I never made a plan where I decided I would never come back to this house. A plan like that didn’t seem necessary. Why the fuck would I come back to Charlie’s place? To the place where I fought off demons in the night. To the place where nightmares were real, tangible, wicked things that would haunt you the moment you closed your eyes.
Behind me, the Denali comes to a halt as well. You have got to be fucking kidding me? This bitch is insane. Can she really have balls this big? She must want me to know she’s following me; that’s the only explanation for this blatant behavior. Well, if she thinks she’s going to intimidate me, she has another fucking thing coming. Psycho bitch. I get out of the car, slamming the door closed behind me, and I storm up to the driver’s window of the Denali, blood surging through my veins, head pounding, my body already charged and ready for violence. Will I hit her? Damn fucking right I will. I think about knocking on the window, waiting for it to buzz down before unleashing my fists, but I can’t talk myself into being so polite. Instead, I pull back my hand and I swing, smashing my way through the thickened glass. Car windows are designed to shatter, and the Denali’s window does exactly that, the glass exploding into a thousand tiny cubed pieces and raining down on the sidewalk. Inside, I hear someone scrambling, rearing back as the glass pours in on them, too.
“Fuck! Fuck you, man!” someone yells. A guy? So Lowell had one of her lackeys in the driver’s seat. Why am I not surprised? I can picture her in the back seat of the car, barking out orders as her little DEA minion obeys her every command. I’m just waiting for the bitch to climb out of the car, cool as cool can be, ready to threaten arrest for damage to government property, when the polished, unmistakable barrel of a gun appears through the broken window.
“Back up, motherfucker. Back the fuck up right now.”

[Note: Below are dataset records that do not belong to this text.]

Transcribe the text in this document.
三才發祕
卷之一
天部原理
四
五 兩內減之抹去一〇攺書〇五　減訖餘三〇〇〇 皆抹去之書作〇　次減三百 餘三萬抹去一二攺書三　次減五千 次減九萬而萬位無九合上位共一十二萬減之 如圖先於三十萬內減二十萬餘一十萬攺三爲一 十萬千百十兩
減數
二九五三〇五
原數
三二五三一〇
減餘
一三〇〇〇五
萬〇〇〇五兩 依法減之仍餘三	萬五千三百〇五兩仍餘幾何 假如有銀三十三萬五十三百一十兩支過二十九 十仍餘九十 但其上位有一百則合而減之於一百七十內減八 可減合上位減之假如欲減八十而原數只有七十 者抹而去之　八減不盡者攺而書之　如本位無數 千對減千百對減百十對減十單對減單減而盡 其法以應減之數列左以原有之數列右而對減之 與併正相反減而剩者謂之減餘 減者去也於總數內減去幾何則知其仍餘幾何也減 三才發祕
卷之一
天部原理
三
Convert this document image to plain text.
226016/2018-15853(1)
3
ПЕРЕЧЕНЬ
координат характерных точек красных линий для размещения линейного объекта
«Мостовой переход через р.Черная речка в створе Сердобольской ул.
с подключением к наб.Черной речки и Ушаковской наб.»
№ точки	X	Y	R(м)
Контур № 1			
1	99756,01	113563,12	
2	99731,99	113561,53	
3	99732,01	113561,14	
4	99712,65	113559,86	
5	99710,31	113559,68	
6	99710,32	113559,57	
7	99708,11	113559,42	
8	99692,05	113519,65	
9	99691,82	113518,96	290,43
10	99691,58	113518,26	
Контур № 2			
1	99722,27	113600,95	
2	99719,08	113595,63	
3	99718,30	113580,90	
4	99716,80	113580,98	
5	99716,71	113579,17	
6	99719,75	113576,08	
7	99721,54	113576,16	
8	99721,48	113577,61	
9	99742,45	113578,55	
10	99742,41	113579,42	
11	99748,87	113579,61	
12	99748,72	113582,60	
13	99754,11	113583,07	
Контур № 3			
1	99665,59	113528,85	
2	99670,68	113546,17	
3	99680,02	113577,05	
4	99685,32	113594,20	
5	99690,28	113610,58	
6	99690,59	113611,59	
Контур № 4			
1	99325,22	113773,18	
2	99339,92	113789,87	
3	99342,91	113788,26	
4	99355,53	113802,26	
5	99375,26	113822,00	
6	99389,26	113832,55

DEA agents can’t just fucking shoot you for no reason, but then again I have given them a reason. I’m a hostile; I just attacked their car. It would be so fucking easy for them to get away with plugging me full of bullets and letting me bleed out right here on the cement.
I hate to have to give this guy what he wants, but I also don’t feel like getting shot in the face today. I take a step back from the window. Where the fuck is my gun? How in god’s name did I climb out of the Camaro without the fucking thing? I guess if I get shot and die right now, it’ll serve me fucking right. More glass tinkles onto the sidewalk as the driver tries to open his door, which seems to be jammed. A long moment follows, where the idiot inside the vehicle throws some weight behind the door and eventually forces it open. He climbs out of the car, still holding the gun in one hand, while brushing fragments of glass from his lap with the other.
Suit and tie. Not a DEA suit and tie—no, it’s way too nice to have been purchased on a civil servant’s pay check. Looks like Armani. Michael would know better than me, but he’s not here to confirm either way. Dark shades. Slicked back hair. The kind of stubble guys pay forty dollars in a barber’s shop to have shaped and kept neat and tidy while they sip on a complimentary beer. I find myself suddenly doubtful. This guy’s a cop? No fucking way. He oozes attitude, which wouldn’t have necessarily ruled him out as five-oh, but there’s something else…
The way he’s holding his gun.
Cops all hold their guns the same way, shoulder hitched up, elbow locked and rigid, left hand cupped underneath the right, providing a stable platform of support. They stare at you down the length of their weapons, locking you in their sights, ready at all times to pull the trigger and end your life. It’s a recognizable stance, the country over, and this guy doesn’t have it.
He holds his gun like a criminal, like he’s pointing a finger at you and the weapon is merely an extension of his hand. He’s not aiming the thing. He’s just stabbing it in my general direction, expecting it to do all of the hard work on its own. “You just made a big fucking mistake, Mr. Mayfair,” he tells me. “This is an airport rental, and I didn’t get insurance.”